Ali Deniz, “Memur Sen olarak bütün çalışanların hakkını gözettik, hak ve özgürlük mücadelesinde yetkiyi devraldığımız günden bu güne geride bıraktıklarımız kadar ileri taşıdığımız ve taşıyacağımız; gerçekleştirdiğimiz ve gerçekleştireceğimiz pek çok şey var” dedi.
5. Dönem Toplu Sözleşmede kamu görevlilerinin haklı beklentileri karşılanamadığı için mutabakatsızlıkla sonuçlandığını ve tahkime gidildiğini hatırlatan Deniz, Kamu İşveren gibi Kamu Görevlileri Hakem Kurulu’nun da kararları nedeniyle tartışıldığını ifade etti.
Toplu Sözleşme Süreçlerine yardımcı hizmetler, teknik ve genel idare hizmetlerinde çalışan emekçilerin sorunlarını taşımaya devam edeceklerini söyleyen Deniz, “3600 ek gösterge çalışması ile ilgili olarak tüm kamu çalışanlarının dahil edildiği müjdesini duymak istiyoruz.
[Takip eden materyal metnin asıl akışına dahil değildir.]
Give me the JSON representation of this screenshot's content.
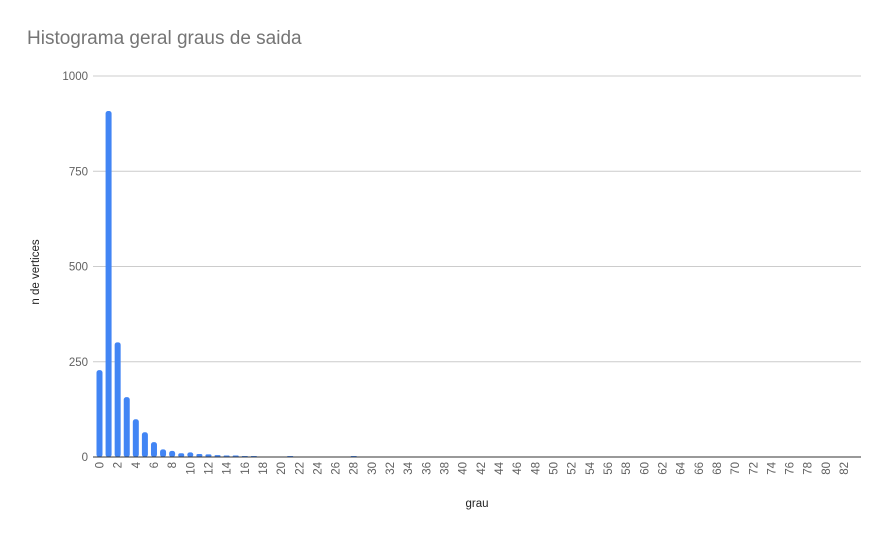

Biz diyoruz ki artık 3600 ek göstergede verilen sözler tutulsun, tüm kamu görevlilerini kapsayan, paydaşlarıyla birlikte, hukuk devletinin gereğinin işaret ettiği hak ve adalet temelli bir çalışma yapılsın” şeklinde konuştu.
Milli Eğitim Bakanlığında yönetici statüsünde bulunan ancak yöneticilik imkânlarından faydalandırılmayan şef ve şube müdürlerinin bulunduğunu ve bu çalışanların daha önce 15 saat ek ders ücreti aldıklarını, ancak bu hakkın bugün kullandırılmadığını hatırlatan Deniz, “ bu arkadaşlarımıza hakları olan ve ek ödeme yasasıyla kesilen ücret hakları iade edilmelidir. Konu ile yasal düzenlemelerin bir an önce başlatılması gerekir” dedi.
Eşiti işe eşit ücret konusuna da değinen Deniz, “Eşit işe eşit ücret ilkesinden hareketle, şube müdürü ve şef gibi kadrolara ait mali hakların, Adalet Bakanlığı için yapılmış olan belirlemeler esas alınarak düzeltilmesi sağlanmalıdır” şeklinde konuştu.
Ali Deniz sözlerini şöyle sürdürdü: “Milli Eğitim Bakanlığı teknik hizmetler sınıfı çalışanlarının talep ettikleri unvan değişikliği sınavına giriş hakkı verilmelidir. Ayrıca 4/C statüsünden 4/B’ye kadrosuna alınanların ücretlerinde hala bir iyileştirme ve denkleştirme yapılmamıştır. Bu kadroda çalışan arkadaşlarımız tek çatı altında aynı işi yapmalarına, aynı statüde bulunmalarına rağmen farklı ücrete tabi tutulmaktadır. Bu hakka ve adalete sığmaz.”
“Yardımcı hizmetler sınıfında bulunan çalışanların çalışma saatleri ve görev tanımları ile ilgili belirsizlik hala devam etmektedir. Bu durum beraberinde bu çalışanların emeklerinin istismarını kolaylaştırmaktadır. Bir çok okulumuzda, özellikle ikili öğretimin yapıldığı kurumlarda hizmetli çalışanlarımız 12 saat üstünde mesai yapmamaktadır ve bu çalışmanın ücret olarak bir karşılığı da ödenmemektedir. Söz konusu durum hizmetli norm esaslarının belirlenmesi ve fazla mesai ücreti ödemesi ile giderilmelidir.”